You may not realize it, but you are denied tons of great content on the internet everyday due to the language barrier. When’s the last time you watched a Turkish soap opera, or listened to an Indonesian radio show, or read a Korean op ed? That will change when universal translation technology truly comes online. All the songs, novels, and philosophies we are currently missing will be opened to us and they won’t be alone. As billions more of us adopt the internet in the decades ahead the flood of thoughts is going to be amazing, and advanced translating tech is what’s going to keep us all afloat.
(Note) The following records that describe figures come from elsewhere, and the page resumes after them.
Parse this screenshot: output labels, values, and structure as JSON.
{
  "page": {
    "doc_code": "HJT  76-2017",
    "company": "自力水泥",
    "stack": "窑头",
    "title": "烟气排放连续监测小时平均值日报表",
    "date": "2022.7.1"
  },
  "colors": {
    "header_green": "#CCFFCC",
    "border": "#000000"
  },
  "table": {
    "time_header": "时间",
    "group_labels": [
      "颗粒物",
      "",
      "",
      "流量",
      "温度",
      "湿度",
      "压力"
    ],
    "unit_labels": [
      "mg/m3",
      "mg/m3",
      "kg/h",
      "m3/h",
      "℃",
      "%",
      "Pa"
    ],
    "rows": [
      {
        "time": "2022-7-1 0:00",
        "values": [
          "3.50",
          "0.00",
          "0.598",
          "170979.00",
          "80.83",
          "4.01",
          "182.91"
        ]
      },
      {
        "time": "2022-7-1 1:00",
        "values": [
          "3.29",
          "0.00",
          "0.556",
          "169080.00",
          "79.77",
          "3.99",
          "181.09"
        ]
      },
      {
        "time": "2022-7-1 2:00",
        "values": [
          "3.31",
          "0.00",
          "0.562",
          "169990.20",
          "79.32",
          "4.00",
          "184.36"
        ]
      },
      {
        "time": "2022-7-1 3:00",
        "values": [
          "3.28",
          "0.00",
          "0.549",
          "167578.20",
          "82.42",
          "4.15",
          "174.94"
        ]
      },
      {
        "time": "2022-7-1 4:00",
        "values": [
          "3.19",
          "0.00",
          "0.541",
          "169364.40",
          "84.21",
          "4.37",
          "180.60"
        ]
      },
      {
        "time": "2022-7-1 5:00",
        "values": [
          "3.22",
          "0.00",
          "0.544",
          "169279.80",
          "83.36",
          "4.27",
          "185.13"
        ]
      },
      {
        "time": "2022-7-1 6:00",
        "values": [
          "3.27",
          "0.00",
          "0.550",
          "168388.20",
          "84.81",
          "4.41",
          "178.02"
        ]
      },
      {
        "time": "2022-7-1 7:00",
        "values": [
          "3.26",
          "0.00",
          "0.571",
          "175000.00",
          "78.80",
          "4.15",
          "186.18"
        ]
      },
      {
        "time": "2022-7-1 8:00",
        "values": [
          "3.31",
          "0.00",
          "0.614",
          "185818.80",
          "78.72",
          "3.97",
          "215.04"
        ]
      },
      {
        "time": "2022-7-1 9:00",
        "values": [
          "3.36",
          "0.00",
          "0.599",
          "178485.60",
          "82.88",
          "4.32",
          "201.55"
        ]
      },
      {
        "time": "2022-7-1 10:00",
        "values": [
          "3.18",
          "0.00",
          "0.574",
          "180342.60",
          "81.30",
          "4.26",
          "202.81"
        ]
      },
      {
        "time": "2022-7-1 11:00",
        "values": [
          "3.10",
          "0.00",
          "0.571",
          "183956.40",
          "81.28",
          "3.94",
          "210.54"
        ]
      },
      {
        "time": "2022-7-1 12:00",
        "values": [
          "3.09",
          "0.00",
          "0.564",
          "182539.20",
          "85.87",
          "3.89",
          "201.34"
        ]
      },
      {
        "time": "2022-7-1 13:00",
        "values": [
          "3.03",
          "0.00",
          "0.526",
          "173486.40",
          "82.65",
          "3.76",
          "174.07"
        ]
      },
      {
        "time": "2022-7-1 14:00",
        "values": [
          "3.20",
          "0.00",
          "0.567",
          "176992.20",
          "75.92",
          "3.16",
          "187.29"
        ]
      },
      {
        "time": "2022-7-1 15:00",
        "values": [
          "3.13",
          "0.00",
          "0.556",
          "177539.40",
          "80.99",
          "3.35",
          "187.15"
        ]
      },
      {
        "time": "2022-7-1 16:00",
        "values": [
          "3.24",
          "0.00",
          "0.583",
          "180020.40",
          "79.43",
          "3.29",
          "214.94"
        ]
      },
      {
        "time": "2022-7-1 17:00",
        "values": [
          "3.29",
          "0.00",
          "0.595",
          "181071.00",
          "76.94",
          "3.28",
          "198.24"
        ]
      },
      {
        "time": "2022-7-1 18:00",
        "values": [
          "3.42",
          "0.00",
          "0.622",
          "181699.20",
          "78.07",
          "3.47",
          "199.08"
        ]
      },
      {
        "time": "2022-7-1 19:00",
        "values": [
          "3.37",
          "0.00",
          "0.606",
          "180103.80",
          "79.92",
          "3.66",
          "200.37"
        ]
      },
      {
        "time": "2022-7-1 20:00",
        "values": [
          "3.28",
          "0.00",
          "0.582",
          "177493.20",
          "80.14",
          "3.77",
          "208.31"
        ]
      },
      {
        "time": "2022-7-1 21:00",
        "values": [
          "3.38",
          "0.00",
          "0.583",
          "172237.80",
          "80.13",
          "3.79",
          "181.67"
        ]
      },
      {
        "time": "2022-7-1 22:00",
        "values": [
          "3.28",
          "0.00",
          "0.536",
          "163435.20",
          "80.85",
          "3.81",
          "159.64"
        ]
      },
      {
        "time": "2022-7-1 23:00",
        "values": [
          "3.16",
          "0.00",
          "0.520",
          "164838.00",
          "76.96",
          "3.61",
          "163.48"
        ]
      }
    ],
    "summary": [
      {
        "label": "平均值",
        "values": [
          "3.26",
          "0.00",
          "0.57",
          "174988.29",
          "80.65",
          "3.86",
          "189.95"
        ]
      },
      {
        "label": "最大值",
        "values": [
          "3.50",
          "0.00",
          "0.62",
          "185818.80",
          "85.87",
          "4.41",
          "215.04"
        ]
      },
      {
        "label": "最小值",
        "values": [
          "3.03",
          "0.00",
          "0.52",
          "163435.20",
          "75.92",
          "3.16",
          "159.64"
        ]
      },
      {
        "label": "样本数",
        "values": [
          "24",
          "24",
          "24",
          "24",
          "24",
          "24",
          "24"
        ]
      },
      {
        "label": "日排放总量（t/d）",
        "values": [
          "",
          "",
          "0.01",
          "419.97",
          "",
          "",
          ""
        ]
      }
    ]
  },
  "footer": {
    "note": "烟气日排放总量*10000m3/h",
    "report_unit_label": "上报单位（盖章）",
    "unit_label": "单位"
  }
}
So boo to all the people who freak out about language preservation and language dominance. The aim of your anxiety is off. Yes, China is making big waves in the global market, but that doesn’t mean that Chinese is going to be some sort of universal trade language of the future. In five years, entrepreneurs will still need to learn Chinese, but consumers won’t. (Who knows, in ten years maybe entrepreneurs won’t need it either.) For the majority of the world then, the rise of Chinese on the internet is going to mean the same thing as the rise of Spanish and Japanese – more things to read about and enjoy. I’m looking forward to the growth of languages on the internet and the great content they will bring with them. Global communication is going to make our world a much better place… and it will help us realize that there are some things that we all love equally.